Another issue is the chronicle base acquisition. A chronicle base must contain all the chronicles characterizing the behaviors to monitor. Moreover, the base must be updated each time the supervised system evolves physically or structurally. An expert is often needed to create the chronicle base, and that makes the creation and the maintenance of the base very expensive. That is why we are working on an automatic method to acquire the base.
Applications generally deal with system monitoring (telecommunication network) and video-surveillance (underground, bank, etc...).

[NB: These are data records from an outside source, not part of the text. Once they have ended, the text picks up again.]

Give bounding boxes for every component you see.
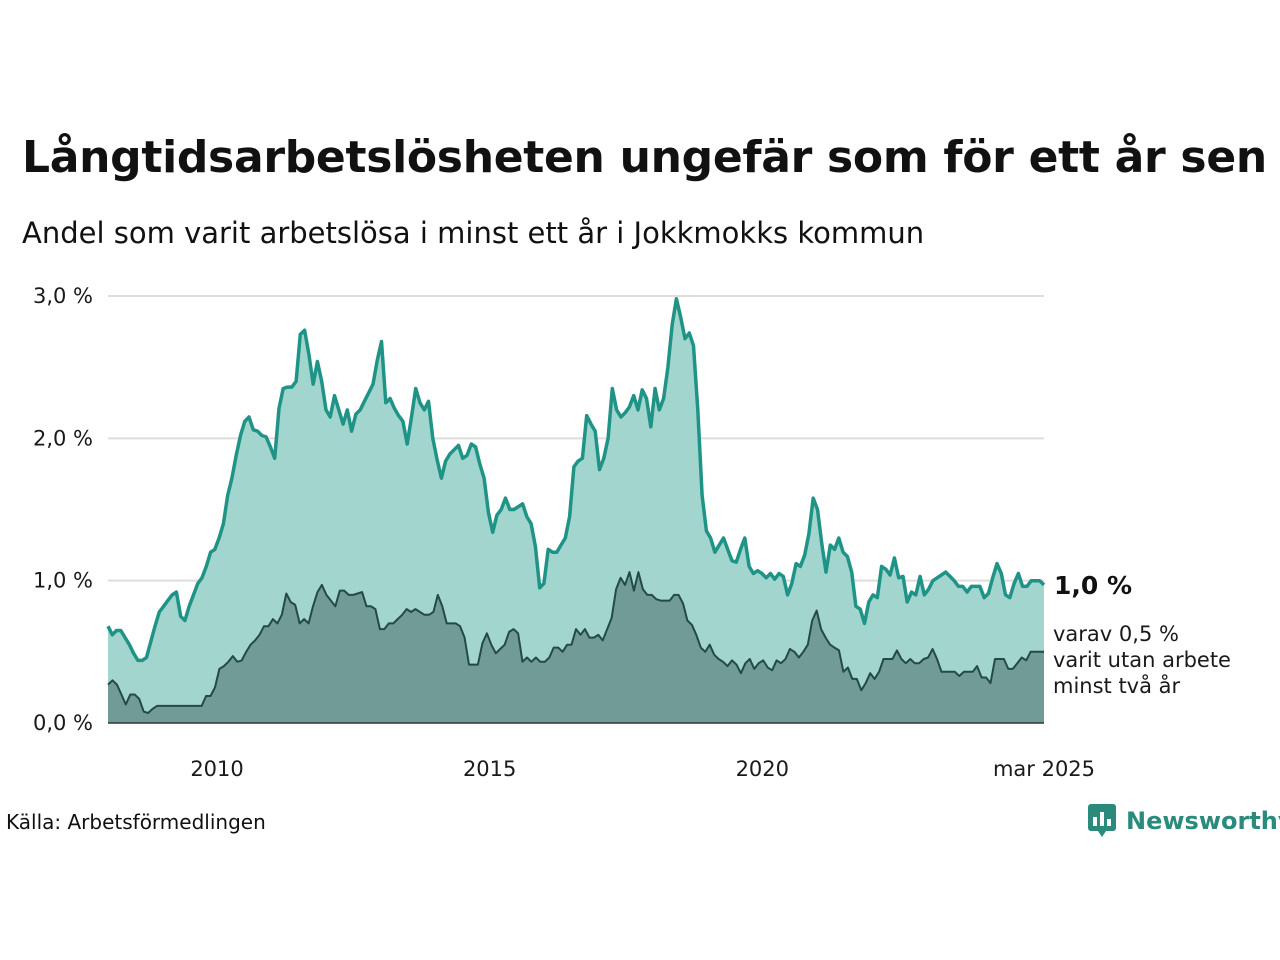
brand-logo: Newsworthy	[1088, 804, 1280, 838]
newsworthy-logo-icon	[1088, 804, 1116, 837]
x-tick-label-2: 2020	[736, 757, 789, 781]
y-tick-label-1: 1,0 %	[33, 569, 93, 593]
series-line-main	[106, 297, 1046, 663]
axis-labels: 0,0 % 1,0 % 2,0 % 3,0 % 2010 2015 2020 mar 2025	[33, 284, 1095, 781]
y-tick-label-0: 0,0 %	[33, 711, 93, 735]
area-series	[106, 297, 1046, 724]
end-value-label: 1,0 %	[1054, 571, 1132, 600]
end-labels: 1,0 % varav 0,5 % varit utan arbete mins…	[1053, 571, 1231, 698]
source-note: Källa: Arbetsförmedlingen	[6, 810, 266, 834]
sub-label-line-2: varit utan arbete	[1053, 648, 1231, 672]
chart-title: Långtidsarbetslösheten ungefär som för e…	[22, 132, 1267, 183]
x-tick-label-0: 2010	[190, 757, 243, 781]
x-tick-label-3: mar 2025	[993, 757, 1095, 781]
series-line-sub	[107, 571, 1044, 714]
sub-label-line-1: varav 0,5 %	[1053, 622, 1179, 646]
x-tick-label-1: 2015	[463, 757, 516, 781]
y-tick-label-2: 2,0 %	[33, 426, 93, 450]
chart-subtitle: Andel som varit arbetslösa i minst ett å…	[22, 216, 925, 250]
brand-name: Newsworthy	[1126, 807, 1280, 835]
area-fill-sub	[108, 572, 1044, 723]
sub-label-line-3: minst två år	[1053, 673, 1181, 698]
y-tick-label-3: 3,0 %	[33, 284, 93, 308]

Developing diagnosis methodologies is not enough, especially when on-line monitoring is required. Two related concerns must be tackled, and are the topics of current research in the team:
-
The ultimate goal is usually not merely to diagnose, but to put back the system in some acceptable state after the occurrence of a fault. That calls for considering the repair capabilities of a system and designing the diagnoser in such a way that the diagnoses are sufficiently discriminating to be able to trigger a valid repair procedure.
-
When designing a system and equipping it with diagnosis capabilities, it may be crucial to be able to check off-line that the system will behave correctly, i.e. that the system is actually 'diagnosable'. Diagnosability is checked when two distinct faults (or one fault and the correct behavior) can never produce the same set of observations. A lot of techniques have been developed in the past (see Lafortune and colleagues [87] ), essentially in automata models. Extending them to deal with temporal patterns, permanent faults, multiple faults, fault sequences and some problems of intermittent faults, or trying to relate such techniques with diagnosability of continuous systems, has been the main focus of our studies up to now. We intend now to study diagnosability and repairability capabilities together, in order to build self-healing systems.